I take to my feet and come around and walk through the bar. I stride up to Emerich and stand beside him at the lectern. I have no legal right to be there because I am not a party and I am not counsel of record, but I don't give a damn. I'm there and I'm going to position myself in a such a way that this animal knows what it feels like to have his victim's husband up close and personal. It's all I can do not to assault him then and there. I'm certain he feels the vibe.
"Judge, that's right. I'm saying that this entire proceeding is meaningless if the court allows visitation. Because I have zero plan to obey such an order.
"
I cross my arms and lean nearer Emerich to where our shoulders graze each other.
At which point my wife speaks up.
"Your Honor, I would ask that this whole matter be continued for one year so that proper counseling and preparations can be made for visitation. Our family needs counseling. I do and you can see my husband does too."
My wife is smart. Courts love to continue matters to allow counseling. Judge Eimmers bites.
"Very well. The court quite agrees with Mrs. Gresham. But twelve months isn’t fair to Mr. Emerich. So, this case will be continued for six months to allow counseling. The clerk will give you a new date. This matter stands in recess."
She bangs her gavel twice and the courtroom deputies immediately rush to where I'm brushing against Emerich and wedge themselves between us. One deputy moves Emerich away; one moves me away.
As we're being separated, I just can't resist.
"Emerich," I say in a voice that is shaking with rage, "you'll never visit my son. I promise you that."
He smiles and tosses his head back to laugh.
"I'm not only going to visit my son, I'm going to visit your wife again, counselor."
With that I tear away and charge him. Fighting through the deputy shielding him, I manage to reach and hammer him one hard blow with my fist. It's an uppercut and catches him squarely on the point of his chin. His knees buckle and he starts to go down.

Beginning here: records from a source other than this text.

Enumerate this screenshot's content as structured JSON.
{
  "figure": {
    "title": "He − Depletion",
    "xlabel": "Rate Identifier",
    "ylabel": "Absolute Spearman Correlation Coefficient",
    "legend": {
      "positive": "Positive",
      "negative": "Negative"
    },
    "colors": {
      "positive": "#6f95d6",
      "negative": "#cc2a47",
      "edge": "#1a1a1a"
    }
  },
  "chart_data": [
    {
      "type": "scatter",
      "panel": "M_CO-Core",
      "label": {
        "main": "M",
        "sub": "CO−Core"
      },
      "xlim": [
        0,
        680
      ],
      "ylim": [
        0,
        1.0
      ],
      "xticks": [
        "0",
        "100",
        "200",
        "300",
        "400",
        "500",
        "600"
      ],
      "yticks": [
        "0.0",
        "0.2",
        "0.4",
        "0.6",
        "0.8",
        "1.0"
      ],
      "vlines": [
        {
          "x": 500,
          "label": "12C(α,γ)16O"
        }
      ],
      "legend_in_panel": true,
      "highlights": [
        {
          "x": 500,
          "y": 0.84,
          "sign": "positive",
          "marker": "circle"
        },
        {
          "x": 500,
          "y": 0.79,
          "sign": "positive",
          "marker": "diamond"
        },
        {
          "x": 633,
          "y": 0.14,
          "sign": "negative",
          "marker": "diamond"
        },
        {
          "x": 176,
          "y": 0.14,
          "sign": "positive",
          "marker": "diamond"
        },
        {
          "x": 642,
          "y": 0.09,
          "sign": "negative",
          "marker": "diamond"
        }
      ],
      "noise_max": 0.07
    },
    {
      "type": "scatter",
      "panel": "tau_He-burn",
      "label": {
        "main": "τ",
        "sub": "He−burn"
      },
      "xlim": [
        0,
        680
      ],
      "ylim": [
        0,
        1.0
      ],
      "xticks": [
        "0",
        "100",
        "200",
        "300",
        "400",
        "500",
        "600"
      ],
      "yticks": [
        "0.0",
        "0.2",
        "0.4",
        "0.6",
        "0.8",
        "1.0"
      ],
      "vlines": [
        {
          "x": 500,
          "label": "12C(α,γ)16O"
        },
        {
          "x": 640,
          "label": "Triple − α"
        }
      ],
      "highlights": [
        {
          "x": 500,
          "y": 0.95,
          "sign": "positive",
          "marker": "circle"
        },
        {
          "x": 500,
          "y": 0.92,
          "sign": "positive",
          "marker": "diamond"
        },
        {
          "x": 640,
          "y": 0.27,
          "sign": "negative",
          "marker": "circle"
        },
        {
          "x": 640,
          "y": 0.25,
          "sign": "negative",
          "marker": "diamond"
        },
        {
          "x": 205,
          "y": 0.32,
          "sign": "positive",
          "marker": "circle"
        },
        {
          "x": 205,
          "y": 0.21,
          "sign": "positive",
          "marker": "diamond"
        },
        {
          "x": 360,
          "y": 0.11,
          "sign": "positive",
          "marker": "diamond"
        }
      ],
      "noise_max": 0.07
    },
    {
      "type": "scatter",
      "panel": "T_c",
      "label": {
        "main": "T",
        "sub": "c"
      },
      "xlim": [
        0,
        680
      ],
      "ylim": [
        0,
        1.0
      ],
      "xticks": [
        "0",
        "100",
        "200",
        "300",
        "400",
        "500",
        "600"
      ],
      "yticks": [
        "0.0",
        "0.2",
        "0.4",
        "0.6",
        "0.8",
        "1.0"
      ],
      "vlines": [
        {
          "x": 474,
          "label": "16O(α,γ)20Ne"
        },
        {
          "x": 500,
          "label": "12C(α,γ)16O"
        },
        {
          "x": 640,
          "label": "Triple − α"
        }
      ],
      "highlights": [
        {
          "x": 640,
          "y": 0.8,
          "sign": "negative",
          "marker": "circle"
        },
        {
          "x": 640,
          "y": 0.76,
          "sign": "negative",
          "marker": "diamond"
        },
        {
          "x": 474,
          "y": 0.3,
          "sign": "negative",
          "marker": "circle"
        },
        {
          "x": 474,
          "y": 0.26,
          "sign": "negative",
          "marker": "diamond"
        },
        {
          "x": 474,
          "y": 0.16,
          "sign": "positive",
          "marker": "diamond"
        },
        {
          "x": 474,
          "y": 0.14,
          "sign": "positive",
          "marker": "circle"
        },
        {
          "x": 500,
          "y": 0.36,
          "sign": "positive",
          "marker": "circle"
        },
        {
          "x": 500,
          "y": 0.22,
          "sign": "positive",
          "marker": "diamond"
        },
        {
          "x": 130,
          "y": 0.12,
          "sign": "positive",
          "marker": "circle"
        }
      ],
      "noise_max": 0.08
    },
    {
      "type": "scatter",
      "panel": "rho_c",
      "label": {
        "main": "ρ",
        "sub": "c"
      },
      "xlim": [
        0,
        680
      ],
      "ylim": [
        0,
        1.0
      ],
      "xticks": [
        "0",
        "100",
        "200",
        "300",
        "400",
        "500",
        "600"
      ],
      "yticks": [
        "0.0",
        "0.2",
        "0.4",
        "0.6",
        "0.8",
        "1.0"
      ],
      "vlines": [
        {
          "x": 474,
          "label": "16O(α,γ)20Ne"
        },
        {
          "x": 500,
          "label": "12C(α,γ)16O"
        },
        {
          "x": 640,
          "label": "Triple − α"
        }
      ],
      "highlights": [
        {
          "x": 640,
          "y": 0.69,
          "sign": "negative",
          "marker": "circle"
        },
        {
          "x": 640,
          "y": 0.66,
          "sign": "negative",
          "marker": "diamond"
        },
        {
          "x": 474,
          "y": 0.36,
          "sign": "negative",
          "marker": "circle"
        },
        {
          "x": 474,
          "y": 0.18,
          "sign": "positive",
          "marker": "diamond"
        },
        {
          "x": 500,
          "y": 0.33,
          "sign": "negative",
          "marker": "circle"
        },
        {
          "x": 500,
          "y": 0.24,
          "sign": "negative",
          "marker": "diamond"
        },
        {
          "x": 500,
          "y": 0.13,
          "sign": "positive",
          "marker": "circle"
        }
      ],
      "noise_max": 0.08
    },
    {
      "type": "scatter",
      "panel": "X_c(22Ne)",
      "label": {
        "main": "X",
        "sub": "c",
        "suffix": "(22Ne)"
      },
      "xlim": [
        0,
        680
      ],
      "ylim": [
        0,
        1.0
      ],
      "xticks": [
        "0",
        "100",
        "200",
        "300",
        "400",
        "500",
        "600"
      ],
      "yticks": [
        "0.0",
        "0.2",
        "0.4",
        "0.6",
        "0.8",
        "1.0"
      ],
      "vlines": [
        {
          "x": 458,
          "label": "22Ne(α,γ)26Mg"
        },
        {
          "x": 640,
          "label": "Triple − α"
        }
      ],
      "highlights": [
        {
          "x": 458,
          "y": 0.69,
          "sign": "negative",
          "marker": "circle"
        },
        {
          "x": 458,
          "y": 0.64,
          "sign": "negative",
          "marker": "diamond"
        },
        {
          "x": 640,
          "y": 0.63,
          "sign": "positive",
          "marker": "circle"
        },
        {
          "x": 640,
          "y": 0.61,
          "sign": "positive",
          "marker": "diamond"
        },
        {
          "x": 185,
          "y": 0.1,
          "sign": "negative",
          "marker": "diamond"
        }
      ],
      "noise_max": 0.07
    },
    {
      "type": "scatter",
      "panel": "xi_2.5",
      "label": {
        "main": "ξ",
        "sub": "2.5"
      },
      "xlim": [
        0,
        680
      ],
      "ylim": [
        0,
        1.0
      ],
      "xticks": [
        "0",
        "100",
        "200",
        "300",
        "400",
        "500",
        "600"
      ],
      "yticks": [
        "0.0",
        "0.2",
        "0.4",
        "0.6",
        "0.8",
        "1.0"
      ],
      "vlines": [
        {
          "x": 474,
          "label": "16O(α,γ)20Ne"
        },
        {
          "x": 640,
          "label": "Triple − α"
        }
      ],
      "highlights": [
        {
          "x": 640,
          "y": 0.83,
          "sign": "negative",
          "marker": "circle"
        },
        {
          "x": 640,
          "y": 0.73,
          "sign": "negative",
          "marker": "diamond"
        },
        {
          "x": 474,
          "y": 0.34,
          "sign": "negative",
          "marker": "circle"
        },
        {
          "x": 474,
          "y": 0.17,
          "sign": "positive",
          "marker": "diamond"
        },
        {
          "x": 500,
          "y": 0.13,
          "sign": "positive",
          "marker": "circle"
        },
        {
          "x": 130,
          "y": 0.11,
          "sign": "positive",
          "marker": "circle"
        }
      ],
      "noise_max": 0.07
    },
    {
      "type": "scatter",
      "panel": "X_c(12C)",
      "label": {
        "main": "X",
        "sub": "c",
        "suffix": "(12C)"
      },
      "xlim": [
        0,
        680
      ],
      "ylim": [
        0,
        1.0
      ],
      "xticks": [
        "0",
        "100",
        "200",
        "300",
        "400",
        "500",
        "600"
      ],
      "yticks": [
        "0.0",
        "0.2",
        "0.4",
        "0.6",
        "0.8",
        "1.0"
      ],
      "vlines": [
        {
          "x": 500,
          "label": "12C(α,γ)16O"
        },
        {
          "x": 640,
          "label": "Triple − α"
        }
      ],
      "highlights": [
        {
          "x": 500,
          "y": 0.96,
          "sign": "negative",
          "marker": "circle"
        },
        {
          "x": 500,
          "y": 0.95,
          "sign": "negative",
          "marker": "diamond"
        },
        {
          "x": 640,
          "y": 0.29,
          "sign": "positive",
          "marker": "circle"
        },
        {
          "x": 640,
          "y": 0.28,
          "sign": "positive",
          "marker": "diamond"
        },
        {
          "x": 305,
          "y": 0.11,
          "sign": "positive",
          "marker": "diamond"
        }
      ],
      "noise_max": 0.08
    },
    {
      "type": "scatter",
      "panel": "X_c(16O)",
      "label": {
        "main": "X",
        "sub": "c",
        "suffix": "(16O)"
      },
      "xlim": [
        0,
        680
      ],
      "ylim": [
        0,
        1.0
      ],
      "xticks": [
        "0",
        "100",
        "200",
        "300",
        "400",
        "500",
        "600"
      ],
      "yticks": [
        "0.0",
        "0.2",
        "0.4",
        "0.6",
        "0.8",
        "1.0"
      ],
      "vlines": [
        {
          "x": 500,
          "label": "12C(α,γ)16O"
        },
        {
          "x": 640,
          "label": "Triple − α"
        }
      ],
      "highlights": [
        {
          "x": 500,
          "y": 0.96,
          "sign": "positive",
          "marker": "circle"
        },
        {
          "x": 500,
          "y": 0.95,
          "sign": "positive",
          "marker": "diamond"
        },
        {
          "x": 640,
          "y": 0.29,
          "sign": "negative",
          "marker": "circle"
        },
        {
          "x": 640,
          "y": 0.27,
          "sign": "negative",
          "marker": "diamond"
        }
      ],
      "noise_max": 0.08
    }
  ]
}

But both deputies reach for him and pull him upright. He is woozy; he manages to find me with his eyes. There is no fear there, there is only a taunting look that demands I attack him again. I'm about to rush him when I feel an arm pulling me away from behind. I turn and see it's Danny pulling me back.
"Go sit down, Michael," she commands me.
"I'm going to murder the son of a bitch!" I cry, totally out of control.